Dr. Pinsky, Dr. McCauley and their colleagues sought a clearer picture of the oceans’ health by pulling together data from an enormous range of sources, from discoveries in the fossil record to statistics on modern container shipping, fish catches and seabed mining. While many of the findings already existed, they had never been juxtaposed in such a way.

A number of experts said the result was a remarkable synthesis, along with a nuanced and encouraging prognosis.

“I see this as a call for action to close the gap between conservation on land and in the sea,” said Loren McClenachan of Colby College, who was not involved in the study.

There are clear signs already that humans are harming the oceans to a remarkable degree, the scientists found. Some ocean species are certainly overharvested, but even greater damage results from large-scale habitat loss, which is likely to accelerate as technology advances the human footprint, the scientists reported.

Coral reefs, for example, have declined by 40 percent worldwide, partly as a result of climate-change-driven warming.

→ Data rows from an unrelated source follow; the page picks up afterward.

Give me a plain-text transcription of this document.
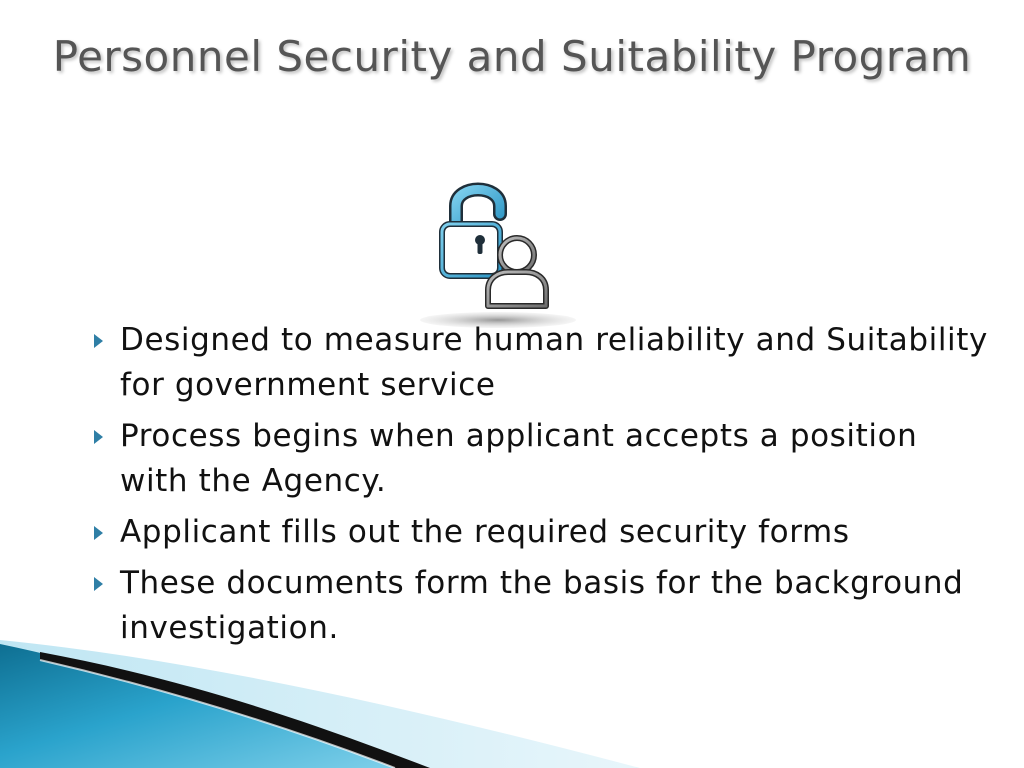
Personnel Security and Suitability Program
Designed to measure human reliability and Suitability for government service
Process begins when applicant accepts a position with the Agency.
Applicant fills out the required security forms
These documents form the basis for the background investigation.
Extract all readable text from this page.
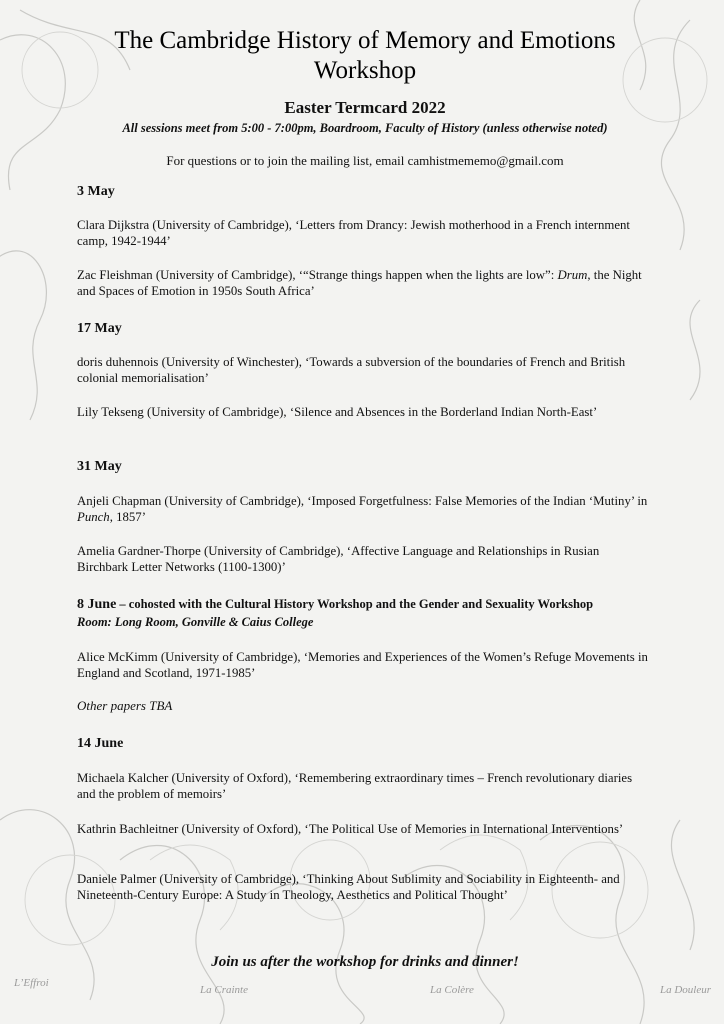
L’Effroi
La Crainte	La Colère	La Douleur
The Cambridge History of Memory and Emotions
Workshop

Easter Termcard 2022

All sessions meet from 5:00 - 7:00pm, Boardroom, Faculty of History (unless otherwise noted)

For questions or to join the mailing list, email camhistmememo@gmail.com

3 May

Clara Dijkstra (University of Cambridge), ‘Letters from Drancy: Jewish motherhood in a French internment camp, 1942-1944’

Zac Fleishman (University of Cambridge), ‘“Strange things happen when the lights are low”: Drum, the Night and Spaces of Emotion in 1950s South Africa’

17 May

doris duhennois (University of Winchester), ‘Towards a subversion of the boundaries of French and British colonial memorialisation’

Lily Tekseng (University of Cambridge), ‘Silence and Absences in the Borderland Indian North-East’

31 May

Anjeli Chapman (University of Cambridge), ‘Imposed Forgetfulness: False Memories of the Indian ‘Mutiny’ in Punch, 1857’

Amelia Gardner-Thorpe (University of Cambridge), ‘Affective Language and Relationships in Rusian Birchbark Letter Networks (1100-1300)’

8 June – cohosted with the Cultural History Workshop and the Gender and Sexuality Workshop

Room: Long Room, Gonville & Caius College

Alice McKimm (University of Cambridge), ‘Memories and Experiences of the Women’s Refuge Movements in England and Scotland, 1971-1985’

Other papers TBA

14 June

Michaela Kalcher (University of Oxford), ‘Remembering extraordinary times – French revolutionary diaries and the problem of memoirs’

Kathrin Bachleitner (University of Oxford), ‘The Political Use of Memories in International Interventions’

Daniele Palmer (University of Cambridge), ‘Thinking About Sublimity and Sociability in Eighteenth- and Nineteenth-Century Europe: A Study in Theology, Aesthetics and Political Thought’

Join us after the workshop for drinks and dinner!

Some fish are migrating to cooler waters already. Black sea bass, once most common off the coast of Virginia, have moved up to New Jersey. Less fortunate species may not be able to find new ranges. At the same time, carbon emissions are altering the chemistry of seawater, making it more acidic.

“If you cranked up the aquarium heater and dumped some acid in the water, your fish would not be very happy,” Dr. Pinsky said. “In effect, that’s what we’re doing to the oceans.”